On se dépêche tout de même pour rejoindre la Grande Scène, où Nekfeu doit faire son apparition. La foule est déjà nombreuse et compacte, je me contenterai d’une place assez loin de la scène. Mais qu’importe, c’est un plaisir de retrouver ce bon vieux fennec, il arrive avec sa fougue et je m’enivre discrètement de sa technique monstrueuse. Petit moment de confusion dans ma tête, la qualité du son était carrément mauvaise au début, mais ça n’a pas duré. Mes potes sont partis assez rapidement, le rap ce n’est définitivement pas leur délire. Je profite du spectacle, même si c’est dur d’être complètement à fond aussi loin de la scène, entre un père de famille qui s’en bat royalement et un hipster dans le vide avec son pétard à la main. Mais le fanatisme finit par l’emporter et on se laisse vite contaminer par l’énergie de Nekfeu. De plus, toute sa petite bande du S-Crew était là, parfait. Le fennec finit évidemment par « On verra ». Un morceau commercial pour groupies me diront les « puristes », n’empêche que c’est le genre de titre qui dans un festoch’ met tout le monde d’accord, la ségrégation musicale disparaît et ce serait stupide de blâmer ces 3 minutes et quelques de désordre total.

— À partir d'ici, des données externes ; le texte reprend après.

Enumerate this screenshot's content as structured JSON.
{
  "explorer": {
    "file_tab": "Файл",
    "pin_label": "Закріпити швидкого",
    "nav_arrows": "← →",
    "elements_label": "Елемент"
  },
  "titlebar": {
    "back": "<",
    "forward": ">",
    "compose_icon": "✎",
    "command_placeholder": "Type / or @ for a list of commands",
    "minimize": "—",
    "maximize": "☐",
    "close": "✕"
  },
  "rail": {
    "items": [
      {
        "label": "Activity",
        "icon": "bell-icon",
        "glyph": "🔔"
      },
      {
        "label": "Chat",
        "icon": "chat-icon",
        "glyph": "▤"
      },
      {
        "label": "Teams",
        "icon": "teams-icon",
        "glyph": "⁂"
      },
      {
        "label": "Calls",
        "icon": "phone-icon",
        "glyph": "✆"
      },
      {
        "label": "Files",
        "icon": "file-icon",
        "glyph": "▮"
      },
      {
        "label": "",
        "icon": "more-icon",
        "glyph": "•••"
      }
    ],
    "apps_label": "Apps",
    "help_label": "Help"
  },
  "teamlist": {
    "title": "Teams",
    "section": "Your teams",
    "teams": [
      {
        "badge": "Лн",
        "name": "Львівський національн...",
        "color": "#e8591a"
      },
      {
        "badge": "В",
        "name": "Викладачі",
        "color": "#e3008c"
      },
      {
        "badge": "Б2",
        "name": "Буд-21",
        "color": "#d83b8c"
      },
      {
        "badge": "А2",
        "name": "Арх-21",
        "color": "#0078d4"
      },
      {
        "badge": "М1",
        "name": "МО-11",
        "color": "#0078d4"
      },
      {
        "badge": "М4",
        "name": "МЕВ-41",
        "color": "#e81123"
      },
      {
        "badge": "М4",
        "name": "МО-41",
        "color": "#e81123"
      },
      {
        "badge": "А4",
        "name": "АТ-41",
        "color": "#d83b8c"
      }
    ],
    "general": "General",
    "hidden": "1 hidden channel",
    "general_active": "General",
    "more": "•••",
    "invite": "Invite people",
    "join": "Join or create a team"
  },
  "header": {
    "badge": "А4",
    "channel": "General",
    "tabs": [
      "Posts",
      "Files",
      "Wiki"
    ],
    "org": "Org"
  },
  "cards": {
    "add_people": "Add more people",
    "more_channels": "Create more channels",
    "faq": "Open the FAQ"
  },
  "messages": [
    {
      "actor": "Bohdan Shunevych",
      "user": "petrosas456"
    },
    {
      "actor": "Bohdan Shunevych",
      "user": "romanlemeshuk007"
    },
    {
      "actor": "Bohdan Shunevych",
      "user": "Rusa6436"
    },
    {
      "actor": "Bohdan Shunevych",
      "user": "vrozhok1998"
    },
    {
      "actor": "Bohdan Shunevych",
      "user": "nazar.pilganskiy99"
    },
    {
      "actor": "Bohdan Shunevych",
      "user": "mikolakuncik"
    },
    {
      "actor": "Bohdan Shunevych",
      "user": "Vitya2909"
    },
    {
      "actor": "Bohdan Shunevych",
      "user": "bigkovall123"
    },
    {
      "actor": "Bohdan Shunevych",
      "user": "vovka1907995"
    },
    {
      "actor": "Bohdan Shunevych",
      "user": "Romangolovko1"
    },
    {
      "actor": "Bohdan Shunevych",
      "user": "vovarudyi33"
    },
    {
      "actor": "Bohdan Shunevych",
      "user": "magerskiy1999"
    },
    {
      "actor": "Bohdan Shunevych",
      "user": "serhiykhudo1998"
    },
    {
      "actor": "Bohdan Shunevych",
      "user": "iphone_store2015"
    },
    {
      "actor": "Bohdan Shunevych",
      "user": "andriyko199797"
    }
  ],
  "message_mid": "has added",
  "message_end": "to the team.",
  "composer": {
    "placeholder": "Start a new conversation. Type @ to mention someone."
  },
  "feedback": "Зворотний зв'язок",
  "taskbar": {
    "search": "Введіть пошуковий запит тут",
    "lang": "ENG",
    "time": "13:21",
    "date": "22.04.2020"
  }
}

La tête vidée, je rejoins mes potes qui s’étaient installés pour le match de la France contre l’Islande. L’ambiance est là, le carton des bleus baigne les supporters dans une pleine euphorie. On était même avec notre pote « caravaniste », qui d’ailleurs était venu avec sa patate autour du cou. L’imagination se décuple aux Eurocks.

C’est avec cette belle victoire qu’on achève notre week-end. La soirée n’est pas terminée pour tout le monde, mais on doit sacrifier ZZ Top pour espérer se lever et aller bosser le lendemain. C’est triste mais pas de regret à long terme, on a su profiter du moment et pour cette première expérience Eurock, la déception est inexistante. Il a fallu reprendre la route, quitter cette vie éphémère, la tête encore bombée du vacarme de cette grande et belle fête…

On reviendra

Humainement, les Eurockéennes de Belfort ont du potentiel. Vous me répondrez que c’est normal, que c’est un festival, et bien dans ce cas ce festoch’ répond parfaitement au standard de ce genre d’événement. Les discussions sont spontanées, l’esprit est bon enfant. Côté programmation, c’est l’occasion de faire de belles découvertes, d’emprunter des chemins qui diffèrent de nos habitudes musicales. Le site est bien organisé, les stands sont nombreux et l’attente est souvent minimaliste. Y aller en journaliste ou en festivalier ordinaire, c’était un choix crucial. Finalement, j’ai choisi la seconde option, et j’ai pu vivre le week-end comme un mec normal qui voulait simplement s’amuser avec ses potes. On y retournera, c’est certain. Mais la prochaine fois, il faudra débarquer dès les premières secondes et vivre les derniers instants.